Morgenstern doesn't really have anything else to give the dog. He slurps up the broth and scrapes everything out of the bowl before leaning back, looking faintly puzzled. "Mombasa, where's that at?" he wonders, admitting defeat as he can't remember it. On the topic of hunting and fishing he has nothing to say, but he listens with interest.

"Mombasa is a hamlet on the coast of Kenya," Linefork says, "I lived most of my life there." He pulls his Enfield around and pulls the bolt back, making sure the weapon is spotless within. The colonial does so ever so often. "My family is of English blood though, Cornish mostly."

"Sounds a damn sight more exciting than Christchurch," Byrd says, finishing off his food. He gives the dregs and bowl to Tommy to lick. "I guess my family's all New Zealand. Well, they're English a long way back, but they've been on the islands so long that hardly matters. Mum's side at least. My father…" He trails off, shrugging. "Well, there's no matter about that. I best be off. One of them frog tankers said he's show me the underside of one of their Renaults. Show me the workings of the thing, instead of just the driving." He actually sounds eager, though it still falls short of real enthusiasm.

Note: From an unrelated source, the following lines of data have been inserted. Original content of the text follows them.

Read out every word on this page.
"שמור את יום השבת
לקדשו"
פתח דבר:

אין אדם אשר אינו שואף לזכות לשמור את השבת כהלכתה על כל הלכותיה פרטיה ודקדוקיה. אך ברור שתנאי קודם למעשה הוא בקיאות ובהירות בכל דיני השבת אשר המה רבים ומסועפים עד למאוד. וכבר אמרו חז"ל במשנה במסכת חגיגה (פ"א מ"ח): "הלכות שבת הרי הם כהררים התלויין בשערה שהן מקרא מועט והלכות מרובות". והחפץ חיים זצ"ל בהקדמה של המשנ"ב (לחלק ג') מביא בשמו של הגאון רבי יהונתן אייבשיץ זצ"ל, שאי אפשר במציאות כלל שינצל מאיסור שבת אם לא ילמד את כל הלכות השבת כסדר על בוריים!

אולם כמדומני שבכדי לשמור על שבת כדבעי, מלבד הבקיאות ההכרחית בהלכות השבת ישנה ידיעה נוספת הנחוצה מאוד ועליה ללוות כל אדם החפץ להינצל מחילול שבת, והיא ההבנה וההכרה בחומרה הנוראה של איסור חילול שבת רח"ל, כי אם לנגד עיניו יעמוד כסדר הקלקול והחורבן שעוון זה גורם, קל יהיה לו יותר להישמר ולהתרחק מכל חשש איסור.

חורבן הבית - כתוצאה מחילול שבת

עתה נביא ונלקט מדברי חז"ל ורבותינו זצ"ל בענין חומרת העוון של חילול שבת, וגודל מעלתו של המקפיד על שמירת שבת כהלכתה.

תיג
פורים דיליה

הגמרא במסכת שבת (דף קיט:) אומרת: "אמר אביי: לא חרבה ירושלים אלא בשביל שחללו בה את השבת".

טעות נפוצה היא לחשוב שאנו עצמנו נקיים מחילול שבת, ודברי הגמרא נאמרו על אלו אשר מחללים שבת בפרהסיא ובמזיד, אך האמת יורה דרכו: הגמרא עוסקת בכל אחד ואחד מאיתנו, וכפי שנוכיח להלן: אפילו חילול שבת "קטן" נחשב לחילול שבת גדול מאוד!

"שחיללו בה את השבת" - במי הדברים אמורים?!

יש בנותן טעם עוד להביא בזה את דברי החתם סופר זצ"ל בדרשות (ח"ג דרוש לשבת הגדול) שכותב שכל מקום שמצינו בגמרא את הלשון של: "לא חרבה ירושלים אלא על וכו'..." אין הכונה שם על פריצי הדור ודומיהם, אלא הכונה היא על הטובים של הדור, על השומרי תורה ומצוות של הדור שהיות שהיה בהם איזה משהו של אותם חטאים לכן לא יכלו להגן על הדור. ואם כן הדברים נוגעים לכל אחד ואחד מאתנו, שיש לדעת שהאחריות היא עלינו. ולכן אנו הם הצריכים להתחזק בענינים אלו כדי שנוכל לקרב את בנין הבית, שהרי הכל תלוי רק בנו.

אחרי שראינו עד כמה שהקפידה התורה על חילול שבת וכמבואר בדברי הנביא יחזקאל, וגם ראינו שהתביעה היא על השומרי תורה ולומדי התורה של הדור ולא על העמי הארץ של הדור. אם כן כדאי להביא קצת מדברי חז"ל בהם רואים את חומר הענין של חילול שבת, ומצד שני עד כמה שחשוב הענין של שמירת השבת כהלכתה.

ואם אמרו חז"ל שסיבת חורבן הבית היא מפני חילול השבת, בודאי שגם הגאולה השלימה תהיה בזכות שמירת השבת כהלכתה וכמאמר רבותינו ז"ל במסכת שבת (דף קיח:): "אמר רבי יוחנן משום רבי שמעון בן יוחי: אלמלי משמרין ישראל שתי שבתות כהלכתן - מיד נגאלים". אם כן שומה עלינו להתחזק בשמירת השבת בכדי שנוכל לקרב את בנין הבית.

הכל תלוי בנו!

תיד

Morgenstern stands up, nodding at Linefork, his curiosity sated. "You tell me more about that another time," he suggests. "I got some work to do too. Got to see where our wire has went that we need." He packs his things away and tips his helmet at the two before he wanders off. And he even gives Tommy a little pat.

"Be safe then," he says to both men at once. He pauses and then says, "I'll try to find you fellows some cigarettes." He heads south in the trenchline.

Tommy noses Morgenstern's hand affectionately when he's patted. The dog's no fool. Nosing is an effective way of getting more food. "C'mon, Tommy," Byrd calls to the dog. He offers Morgenstern and Linefork quick nods of good-bye before heading off. The mongrel heels along at his side.